Ms Keeley has a point. Many of the most trenchant critics of care.data - including Ben Goldacre and Professor Pollock - support its broad aims. They are not so much opposed to the project, as horrified by the inept way in which it has been implemented.
All the same, can trust really be regained by piling yet more regulatory fine print on the detail that already exists? As Mr Poulter put it, dismissing Ms Keeley’s amendment: “she has not read the 2012 Act properly, because I have just outlined the section 245 powers that the Secretary of State has. That is parliamentary oversight in anyone’s terms”.
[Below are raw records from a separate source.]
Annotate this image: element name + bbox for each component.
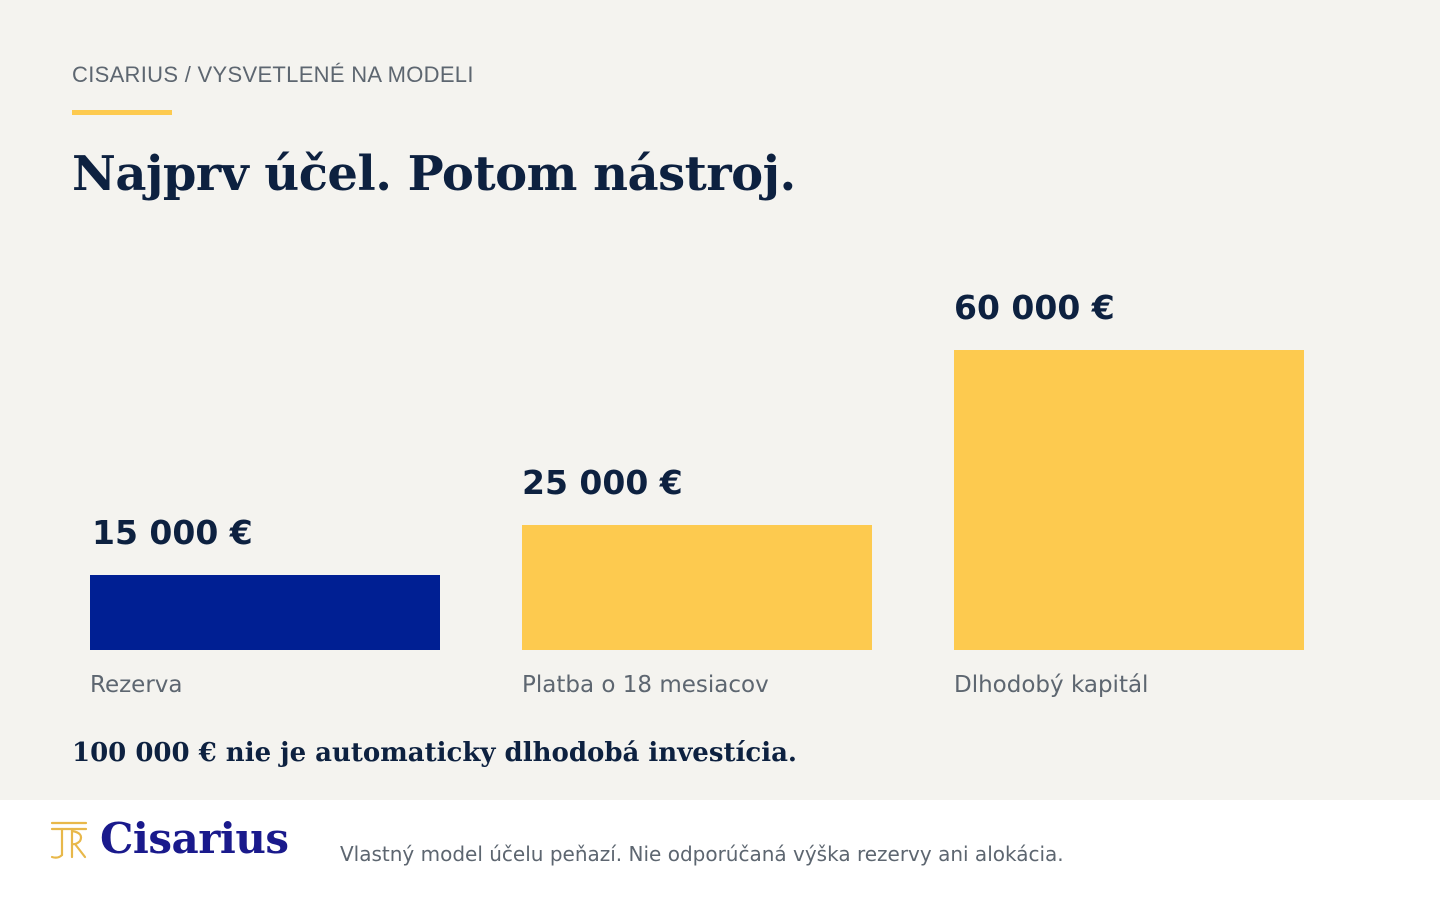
cisarius-monogram-icon — [50, 821, 88, 859]
breadcrumb: CISARIUS / VYSVETLENÉ NA MODELI — [72, 62, 474, 87]
disclaimer: Vlastný model účelu peňazí. Nie odporúča… — [340, 842, 1064, 866]
category-label: Dlhodobý kapitál — [954, 672, 1149, 698]
chart-note: 100 000 € nie je automaticky dlhodobá in… — [72, 738, 797, 768]
category-label: Rezerva — [90, 672, 183, 698]
bar-value-label: 25 000 € — [522, 463, 683, 502]
footer: Cisarius Vlastný model účelu peňazí. Nie… — [0, 800, 1440, 900]
brand-wordmark: Cisarius — [100, 814, 289, 863]
brand-logo: Cisarius — [48, 814, 289, 863]
bar-chart: 15 000 € Rezerva 25 000 € Platba o 18 mesia… — [90, 288, 1304, 698]
bar-value-label: 15 000 € — [92, 513, 253, 552]
bar-2 — [522, 525, 872, 650]
category-label: Platba o 18 mesiacov — [522, 672, 769, 698]
bar-3 — [954, 350, 1304, 650]
accent-divider — [72, 110, 172, 115]
page-title: Najprv účel. Potom nástroj. — [72, 146, 796, 202]
bar-value-label: 60 000 € — [954, 288, 1115, 327]
bar-1 — [90, 575, 440, 650]
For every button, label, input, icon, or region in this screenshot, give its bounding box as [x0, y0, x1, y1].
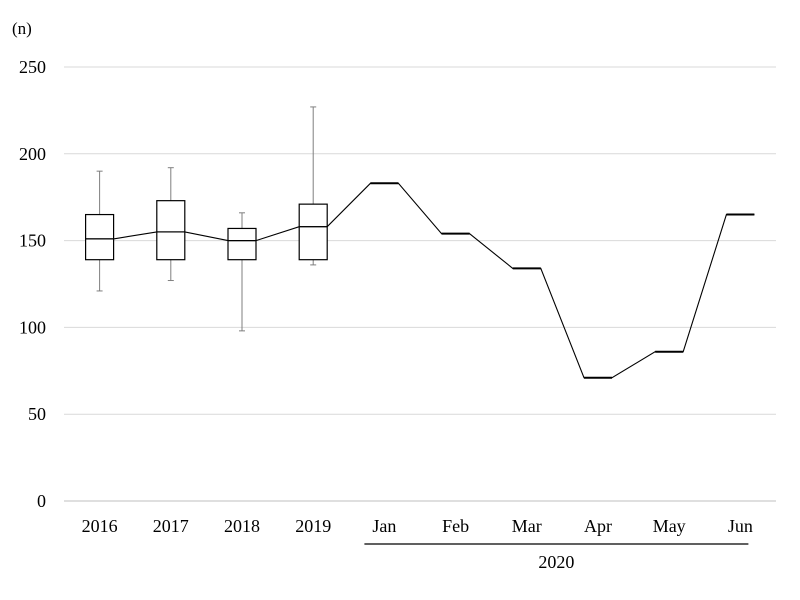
x-tick-label-Jun: Jun — [728, 516, 753, 536]
series-line — [85, 182, 755, 379]
y-tick-label-0: 0 — [37, 491, 46, 511]
x-tick-label-Apr: Apr — [584, 516, 612, 536]
x-tick-label-2017: 2017 — [153, 516, 189, 536]
boxplots — [84, 106, 328, 332]
y-tick-label-50: 50 — [28, 404, 46, 424]
x-tick-label-2018: 2018 — [224, 516, 260, 536]
x-tick-label-Jan: Jan — [372, 516, 396, 536]
y-axis-ticks: 0 50 100 150 200 250 — [19, 57, 46, 511]
x-tick-label-May: May — [653, 516, 686, 536]
x-tick-label-2019: 2019 — [295, 516, 331, 536]
boxplot-2016 — [84, 170, 115, 292]
group-label-2020: 2020 — [538, 552, 574, 572]
x-tick-label-Mar: Mar — [512, 516, 542, 536]
y-tick-label-250: 250 — [19, 57, 46, 77]
x-tick-label-Feb: Feb — [442, 516, 469, 536]
x-tick-label-2016: 2016 — [82, 516, 118, 536]
trend-line — [85, 182, 755, 379]
box-2018 — [227, 227, 257, 261]
y-tick-label-100: 100 — [19, 317, 46, 337]
boxplot-2018 — [227, 212, 257, 332]
box-2017 — [156, 200, 186, 261]
x-axis-ticks: 2016 2017 2018 2019 Jan Feb Mar Apr May Jun — [82, 516, 753, 536]
boxplot-2019 — [298, 106, 328, 266]
y-tick-label-200: 200 — [19, 144, 46, 164]
box-2019 — [298, 203, 328, 261]
boxplot-2017 — [156, 167, 186, 282]
gridlines — [64, 66, 776, 502]
y-unit-label: (n) — [12, 19, 32, 38]
y-tick-label-150: 150 — [19, 231, 46, 251]
box-2016 — [84, 213, 115, 261]
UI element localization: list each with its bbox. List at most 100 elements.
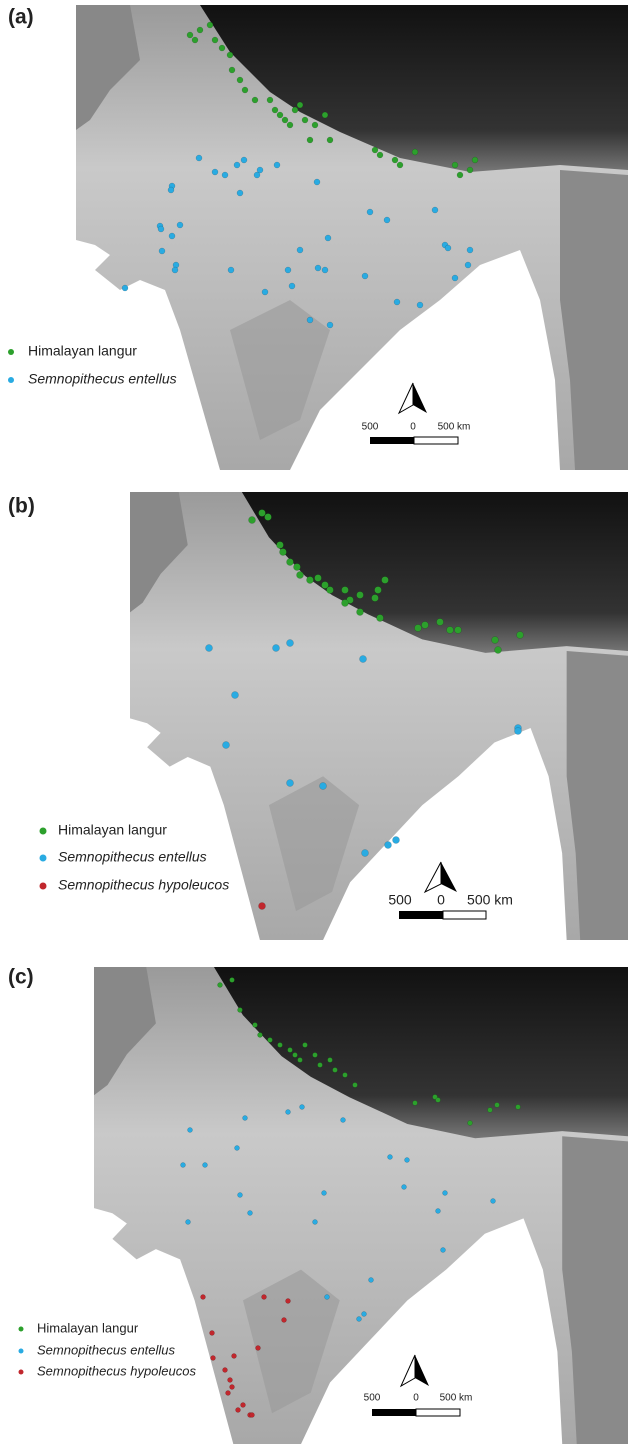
occurrence-point [402,1185,407,1190]
occurrence-point [168,187,174,193]
occurrence-point [181,1163,186,1168]
occurrence-point [315,265,321,271]
occurrence-point [397,162,403,168]
occurrence-point [307,577,314,584]
occurrence-point [287,780,294,787]
occurrence-point [492,637,499,644]
occurrence-point [287,122,293,128]
occurrence-point [228,267,234,273]
occurrence-point [362,1312,367,1317]
occurrence-point [259,510,266,517]
occurrence-point [452,162,458,168]
legend-entry: Himalayan langur [28,343,137,359]
occurrence-point [353,1083,358,1088]
occurrence-point [472,157,478,163]
occurrence-point [388,1155,393,1160]
occurrence-point [307,137,313,143]
occurrence-point [312,122,318,128]
occurrence-point [303,1043,308,1048]
occurrence-point [272,107,278,113]
occurrence-point [206,645,213,652]
occurrence-point [252,97,258,103]
panel-label: (c) [8,966,34,989]
occurrence-point [293,1053,298,1058]
occurrence-point [327,587,334,594]
occurrence-point [436,1209,441,1214]
occurrence-point [443,1191,448,1196]
occurrence-point [327,322,333,328]
occurrence-point [447,627,454,634]
occurrence-point [488,1108,493,1113]
occurrence-point [277,542,284,549]
occurrence-point [232,692,239,699]
occurrence-point [327,137,333,143]
scale-label: 0 [410,422,416,433]
occurrence-point [377,152,383,158]
occurrence-point [302,117,308,123]
scale-label: 500 km [438,422,471,433]
occurrence-point [201,1295,206,1300]
occurrence-point [211,1356,216,1361]
occurrence-point [315,575,322,582]
occurrence-point [249,517,256,524]
scale-bar [416,1409,460,1416]
legend-marker [40,883,47,890]
occurrence-point [445,245,451,251]
occurrence-point [235,1146,240,1151]
occurrence-point [241,1403,246,1408]
occurrence-point [322,267,328,273]
occurrence-point [333,1068,338,1073]
occurrence-point [257,167,263,173]
occurrence-point [457,172,463,178]
occurrence-point [405,1158,410,1163]
occurrence-point [227,52,233,58]
occurrence-point [342,600,349,607]
occurrence-point [516,1105,521,1110]
occurrence-point [278,1043,283,1048]
scale-bar [370,437,414,444]
occurrence-point [432,207,438,213]
occurrence-point [248,1211,253,1216]
occurrence-point [325,1295,330,1300]
occurrence-point [491,1199,496,1204]
scale-bar [399,911,443,919]
occurrence-point [267,97,273,103]
occurrence-point [192,37,198,43]
occurrence-point [203,1163,208,1168]
occurrence-point [369,1278,374,1283]
occurrence-point [360,656,367,663]
occurrence-point [375,587,382,594]
scale-label: 500 [388,892,412,908]
occurrence-point [223,742,230,749]
occurrence-point [285,267,291,273]
occurrence-point [455,627,462,634]
occurrence-point [417,302,423,308]
occurrence-point [325,235,331,241]
occurrence-point [495,647,502,654]
occurrence-point [277,112,283,118]
occurrence-point [242,87,248,93]
panel-a: (a) Himalayan langur Semnopithecus entel… [8,5,628,470]
occurrence-point [250,1413,255,1418]
occurrence-point [258,1033,263,1038]
occurrence-point [230,978,235,983]
occurrence-point [382,577,389,584]
occurrence-point [159,248,165,254]
scale-label: 500 km [440,1393,473,1404]
legend-entry: Semnopithecus hypoleucos [37,1363,196,1378]
occurrence-point [212,37,218,43]
occurrence-point [342,587,349,594]
legend-marker [8,349,14,355]
occurrence-point [357,1317,362,1322]
occurrence-point [393,837,400,844]
occurrence-point [219,45,225,51]
scale-label: 0 [413,1393,419,1404]
occurrence-point [196,155,202,161]
occurrence-point [207,22,213,28]
occurrence-point [197,27,203,33]
occurrence-point [294,564,301,571]
occurrence-point [357,609,364,616]
occurrence-point [238,1008,243,1013]
scale-bar [372,1409,416,1416]
occurrence-point [236,1408,241,1413]
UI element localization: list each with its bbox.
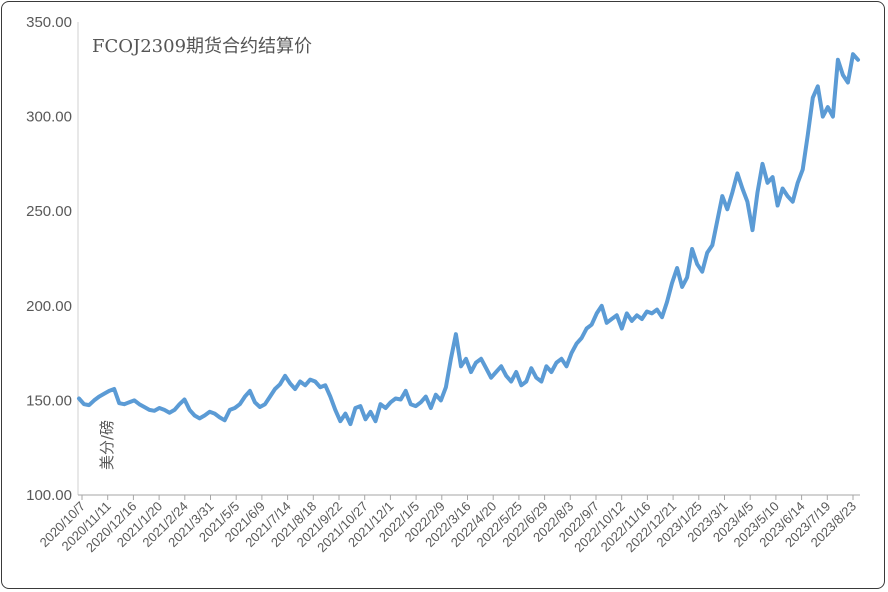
series-line — [77, 52, 860, 427]
y-tick-label: 300.00 — [26, 109, 72, 126]
x-tick-labels: 2020/10/72020/11/112020/12/162021/1/2020… — [37, 499, 860, 556]
x-tickmarks — [81, 495, 854, 500]
y-tick-labels: 100.00 150.00 200.00 250.00 300.00 350.00 — [26, 14, 72, 504]
y-axis-label: 美分/磅 — [98, 420, 116, 470]
y-tick-label: 250.00 — [26, 203, 72, 220]
chart-title: FCOJ2309期货合约结算价 — [92, 36, 312, 57]
y-tick-label: 100.00 — [26, 487, 72, 504]
y-tick-label: 350.00 — [26, 14, 72, 31]
y-tick-label: 200.00 — [26, 298, 72, 315]
y-tick-label: 150.00 — [26, 392, 72, 409]
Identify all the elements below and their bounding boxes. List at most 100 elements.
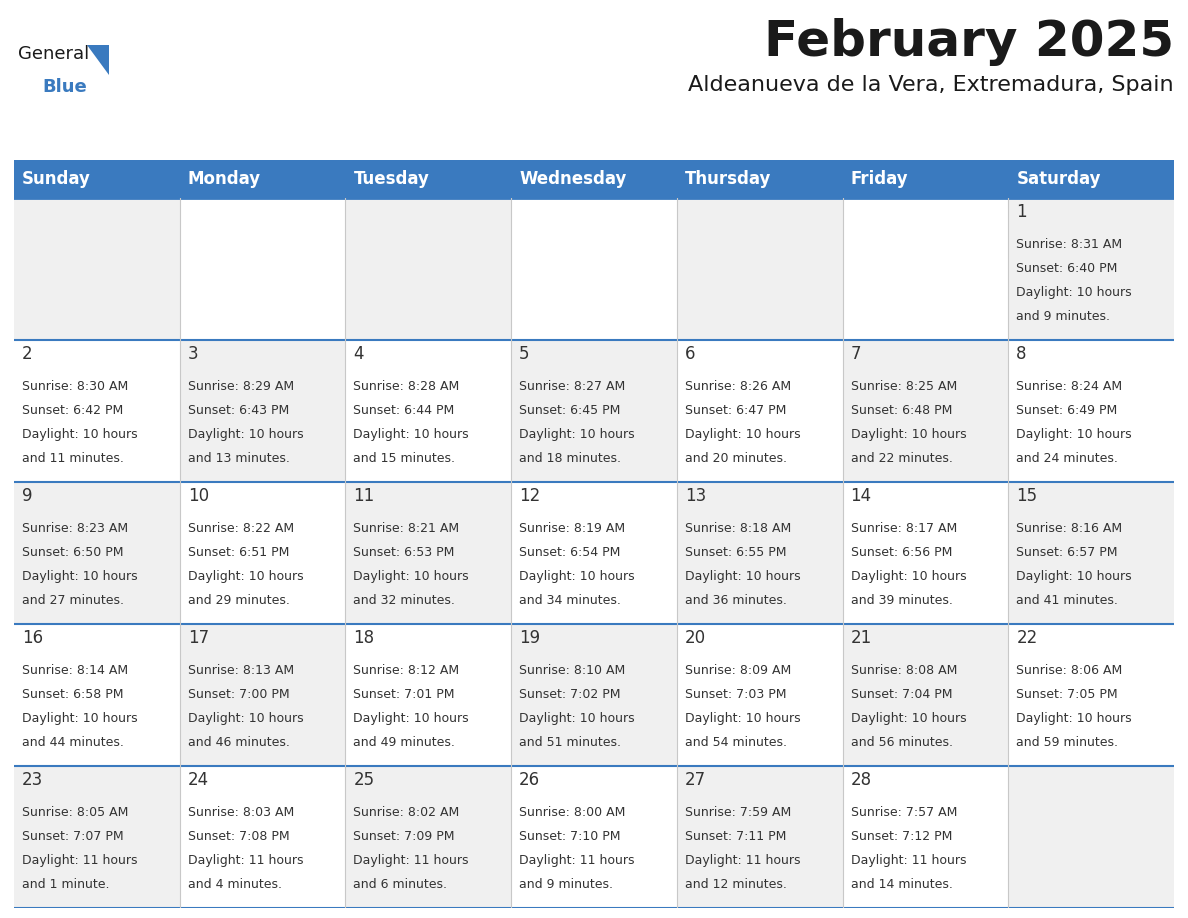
- Text: 1: 1: [1016, 203, 1026, 221]
- Text: Sunrise: 7:57 AM: Sunrise: 7:57 AM: [851, 806, 958, 819]
- Bar: [677, 340, 842, 482]
- Text: Daylight: 10 hours: Daylight: 10 hours: [188, 570, 303, 583]
- Bar: [842, 198, 1009, 340]
- Text: 25: 25: [353, 771, 374, 789]
- Text: Sunrise: 8:21 AM: Sunrise: 8:21 AM: [353, 521, 460, 535]
- Bar: [677, 198, 842, 340]
- Text: 2: 2: [23, 345, 32, 363]
- Text: and 22 minutes.: and 22 minutes.: [851, 453, 953, 465]
- Text: Blue: Blue: [42, 78, 87, 96]
- Text: Daylight: 11 hours: Daylight: 11 hours: [353, 854, 469, 867]
- Text: and 4 minutes.: and 4 minutes.: [188, 879, 282, 891]
- Text: and 20 minutes.: and 20 minutes.: [684, 453, 786, 465]
- Text: Sunset: 7:00 PM: Sunset: 7:00 PM: [188, 688, 290, 701]
- Bar: [677, 624, 842, 766]
- Text: Sunset: 7:12 PM: Sunset: 7:12 PM: [851, 830, 952, 843]
- Bar: [511, 766, 677, 908]
- Text: 26: 26: [519, 771, 541, 789]
- Text: Sunrise: 8:24 AM: Sunrise: 8:24 AM: [1016, 380, 1123, 393]
- Bar: [346, 624, 511, 766]
- Text: Monday: Monday: [188, 170, 261, 188]
- Text: Daylight: 10 hours: Daylight: 10 hours: [188, 712, 303, 725]
- Text: Sunset: 6:42 PM: Sunset: 6:42 PM: [23, 404, 124, 417]
- Bar: [179, 340, 346, 482]
- Text: and 36 minutes.: and 36 minutes.: [684, 594, 786, 607]
- Text: Daylight: 10 hours: Daylight: 10 hours: [684, 712, 801, 725]
- Text: Sunday: Sunday: [23, 170, 90, 188]
- Text: Sunrise: 8:10 AM: Sunrise: 8:10 AM: [519, 664, 625, 677]
- Text: General: General: [18, 45, 89, 63]
- Text: Sunset: 6:40 PM: Sunset: 6:40 PM: [1016, 262, 1118, 274]
- Text: and 56 minutes.: and 56 minutes.: [851, 736, 953, 749]
- Bar: [511, 482, 677, 624]
- Text: Sunset: 7:03 PM: Sunset: 7:03 PM: [684, 688, 786, 701]
- Text: Sunset: 6:47 PM: Sunset: 6:47 PM: [684, 404, 786, 417]
- Bar: [1009, 766, 1174, 908]
- Text: Sunrise: 8:26 AM: Sunrise: 8:26 AM: [684, 380, 791, 393]
- Text: and 13 minutes.: and 13 minutes.: [188, 453, 290, 465]
- Text: Sunset: 7:11 PM: Sunset: 7:11 PM: [684, 830, 786, 843]
- Bar: [179, 766, 346, 908]
- Text: Sunrise: 7:59 AM: Sunrise: 7:59 AM: [684, 806, 791, 819]
- Text: Daylight: 11 hours: Daylight: 11 hours: [519, 854, 634, 867]
- Text: Daylight: 11 hours: Daylight: 11 hours: [23, 854, 138, 867]
- Text: Sunset: 6:43 PM: Sunset: 6:43 PM: [188, 404, 289, 417]
- Text: Sunset: 7:08 PM: Sunset: 7:08 PM: [188, 830, 290, 843]
- Text: and 24 minutes.: and 24 minutes.: [1016, 453, 1118, 465]
- Bar: [14, 340, 179, 482]
- Text: 21: 21: [851, 629, 872, 647]
- Text: 15: 15: [1016, 487, 1037, 505]
- Text: Sunrise: 8:16 AM: Sunrise: 8:16 AM: [1016, 521, 1123, 535]
- Text: Sunset: 7:01 PM: Sunset: 7:01 PM: [353, 688, 455, 701]
- Text: Sunset: 7:05 PM: Sunset: 7:05 PM: [1016, 688, 1118, 701]
- Bar: [346, 766, 511, 908]
- Text: Sunrise: 8:05 AM: Sunrise: 8:05 AM: [23, 806, 128, 819]
- Text: Friday: Friday: [851, 170, 908, 188]
- Text: 28: 28: [851, 771, 872, 789]
- Text: 27: 27: [684, 771, 706, 789]
- Text: Sunset: 6:57 PM: Sunset: 6:57 PM: [1016, 546, 1118, 559]
- Bar: [1009, 198, 1174, 340]
- Text: 16: 16: [23, 629, 43, 647]
- Text: Daylight: 10 hours: Daylight: 10 hours: [851, 428, 966, 441]
- Text: Sunrise: 8:23 AM: Sunrise: 8:23 AM: [23, 521, 128, 535]
- Text: and 44 minutes.: and 44 minutes.: [23, 736, 124, 749]
- Text: and 46 minutes.: and 46 minutes.: [188, 736, 290, 749]
- Text: Sunrise: 8:19 AM: Sunrise: 8:19 AM: [519, 521, 625, 535]
- Text: Sunset: 6:49 PM: Sunset: 6:49 PM: [1016, 404, 1118, 417]
- Text: and 1 minute.: and 1 minute.: [23, 879, 109, 891]
- Text: Sunset: 6:55 PM: Sunset: 6:55 PM: [684, 546, 786, 559]
- Text: Sunset: 7:07 PM: Sunset: 7:07 PM: [23, 830, 124, 843]
- Bar: [677, 482, 842, 624]
- Text: 14: 14: [851, 487, 872, 505]
- Text: Sunset: 6:48 PM: Sunset: 6:48 PM: [851, 404, 952, 417]
- Text: Tuesday: Tuesday: [353, 170, 429, 188]
- Text: Daylight: 10 hours: Daylight: 10 hours: [1016, 286, 1132, 299]
- Text: Sunrise: 8:00 AM: Sunrise: 8:00 AM: [519, 806, 626, 819]
- Text: 11: 11: [353, 487, 374, 505]
- Bar: [1009, 624, 1174, 766]
- Text: Daylight: 10 hours: Daylight: 10 hours: [188, 428, 303, 441]
- Text: and 39 minutes.: and 39 minutes.: [851, 594, 953, 607]
- Text: 6: 6: [684, 345, 695, 363]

He probably meant section 254 (section 245 actually refers to powers in respect of NICE). But this is a not entirely unreasonable point. While the Health and Social Care Act 2012 placed NHS England – and care.data – at arm’s length from parliamentary control, the Secretary of State remained there as backstop.
The larger question remained: how far back – and what level of rule-bending was he prepared to put a stop to. Transparency, as MedConfidential’s amendment makes explicit, would help.
In the end the issue is public trust. The problem for the current administration is that the public, having grown used to tales of data abuse. We no longer trust Ministers to interpret safeguards – such as patient data only to be used to benefit patients – in the way that we would interpret this.
Against such a climate, it is not just the fine print that matters, but the language of public pronouncements and the perceptions created.
It therefore matters that Dr Poulter has twice in two weeks got the Law wrong, while rudely dismissing critics for their ignorance.
It matters, too, that on a range of issues, from use of free text information to information about conditions such HIV/AIDS, sexually transmitted infections, termination of pregnancy, and domestic abuse, the best that he could come up with was: “clear safeguards and reassurances have been established on those issues, and I hope that reassures my hon. Friend further”.
It is currently unclear whether parliamentary protocol will allow the amendment to be debated and voted on when the Bill returns to the Lords for consideration of amendments passed in the Commons.
However Lord David Owen tabled the amendment at the end of last week in the Lords and it is possible that in that place, where party whips hold rather less sway, it may yet prevail.